Currently, Angelalign Technology is trading at a price-to-earnings (P/E) ratio of 57.4x, which is well above both its industry peers and its own estimated fair value.

The P/E ratio is a widely used valuation metric that compares a company’s current share price to its per-share earnings. For healthcare technology companies like Angelalign, high P/E ratios can sometimes be justified if investors expect strong future growth or margin improvements. However, the premium should still align with sector realities.

Angelalign’s P/E of 57.4x is significantly higher than the Hong Kong Medical Equipment industry average of 21.1x and its peer average of 50.1x. It is also far above the estimated fair P/E of 19.6x, revealing a strong disconnect between current market expectations and fundamental value. This level suggests buyers may be pricing in robust future performance, but the valuation gap poses a risk if growth slows or expectations change.

Explore the SWS fair ratio for Angelalign Technology

Result: Price-to-Earnings of 57.4x (OVERVALUED)

However, steep valuation and slowing one-year returns could spark volatility if future growth does not meet elevated market expectations.
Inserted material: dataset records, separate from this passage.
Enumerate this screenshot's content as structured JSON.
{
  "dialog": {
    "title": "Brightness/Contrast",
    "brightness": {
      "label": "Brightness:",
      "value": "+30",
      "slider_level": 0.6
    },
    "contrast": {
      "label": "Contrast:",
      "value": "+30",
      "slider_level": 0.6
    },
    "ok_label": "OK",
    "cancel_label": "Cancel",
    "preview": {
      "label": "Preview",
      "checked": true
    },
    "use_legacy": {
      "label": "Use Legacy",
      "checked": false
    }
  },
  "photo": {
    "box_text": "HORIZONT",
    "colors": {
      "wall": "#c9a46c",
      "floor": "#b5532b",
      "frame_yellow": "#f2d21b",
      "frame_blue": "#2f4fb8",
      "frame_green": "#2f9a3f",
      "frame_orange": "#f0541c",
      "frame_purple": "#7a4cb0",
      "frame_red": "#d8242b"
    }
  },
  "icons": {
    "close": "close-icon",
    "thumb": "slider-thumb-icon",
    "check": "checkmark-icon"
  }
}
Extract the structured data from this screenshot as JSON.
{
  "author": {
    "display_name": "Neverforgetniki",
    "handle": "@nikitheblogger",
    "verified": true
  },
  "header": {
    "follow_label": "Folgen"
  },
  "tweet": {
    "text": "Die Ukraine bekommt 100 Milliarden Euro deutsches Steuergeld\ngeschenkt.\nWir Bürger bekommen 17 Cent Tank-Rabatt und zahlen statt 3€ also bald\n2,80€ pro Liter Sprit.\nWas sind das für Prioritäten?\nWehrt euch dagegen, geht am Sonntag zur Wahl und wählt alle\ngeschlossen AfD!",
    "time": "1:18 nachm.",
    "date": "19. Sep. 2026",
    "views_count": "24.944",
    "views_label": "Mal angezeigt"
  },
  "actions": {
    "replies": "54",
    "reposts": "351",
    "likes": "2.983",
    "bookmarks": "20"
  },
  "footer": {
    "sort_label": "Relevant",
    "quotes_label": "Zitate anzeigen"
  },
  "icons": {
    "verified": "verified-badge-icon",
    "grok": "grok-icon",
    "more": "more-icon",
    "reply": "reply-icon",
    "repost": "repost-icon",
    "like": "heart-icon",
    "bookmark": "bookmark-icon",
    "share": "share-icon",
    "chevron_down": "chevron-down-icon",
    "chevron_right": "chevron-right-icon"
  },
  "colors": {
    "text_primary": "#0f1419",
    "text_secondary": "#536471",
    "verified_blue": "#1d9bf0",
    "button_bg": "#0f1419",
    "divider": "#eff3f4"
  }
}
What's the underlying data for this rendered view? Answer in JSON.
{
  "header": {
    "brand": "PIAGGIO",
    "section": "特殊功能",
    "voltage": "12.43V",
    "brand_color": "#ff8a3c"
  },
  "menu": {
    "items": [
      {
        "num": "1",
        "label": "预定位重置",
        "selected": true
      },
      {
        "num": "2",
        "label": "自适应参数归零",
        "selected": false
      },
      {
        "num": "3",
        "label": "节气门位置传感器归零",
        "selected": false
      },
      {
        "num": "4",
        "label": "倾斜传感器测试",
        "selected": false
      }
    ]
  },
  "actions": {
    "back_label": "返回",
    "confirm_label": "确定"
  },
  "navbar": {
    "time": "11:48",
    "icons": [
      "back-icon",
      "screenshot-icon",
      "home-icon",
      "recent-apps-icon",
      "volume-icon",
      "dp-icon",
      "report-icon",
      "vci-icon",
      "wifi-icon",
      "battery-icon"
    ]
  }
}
Find out about the key risks to this Angelalign Technology narrative.

Another View: What Does the SWS DCF Model Say?

Looking at Angelalign Technology through the lens of our DCF model, the picture shifts. While the current share price appears expensive relative to earnings, the SWS DCF model suggests the stock is trading about 12.7% below its estimated fair value. Could the market be undervaluing future cash flow potential, or are the risks reflected in the valuation for a reason?

Look into how the SWS DCF model arrives at its fair value.

6699 Discounted Cash Flow as at Oct 2025
6699 Discounted Cash Flow as at Oct 2025

Simply Wall St performs a discounted cash flow (DCF) on every stock in the world every day (check out Angelalign Technology for example). We show the entire calculation in full. You can track the result in your watchlist or portfolio and be alerted when this changes, or use our stock screener to discover undervalued stocks based on their cash flows. If you save a screener we even alert you when new companies match - so you never miss a potential opportunity.

Build Your Own Angelalign Technology Narrative

If you have a different perspective or enjoy digging into the numbers yourself, you can build your own data-driven narrative in just a few minutes, and Do it your way.

A good starting point is our analysis highlighting 4 key rewards investors are optimistic about regarding Angelalign Technology.

Looking for More Investment Ideas?

Seize the chance to take your portfolio further. These hand-picked screeners could reveal overlooked gems, sector leaders, or future trends you do not want to miss out on.

This article by Simply Wall St is general in nature. We provide commentary based on historical data and analyst forecasts only using an unbiased methodology and our articles are not intended to be financial advice. It does not constitute a recommendation to buy or sell any stock, and does not take account of your objectives, or your financial situation. We aim to bring you long-term focused analysis driven by fundamental data. Note that our analysis may not factor in the latest price-sensitive company announcements or qualitative material. Simply Wall St has no position in any stocks mentioned.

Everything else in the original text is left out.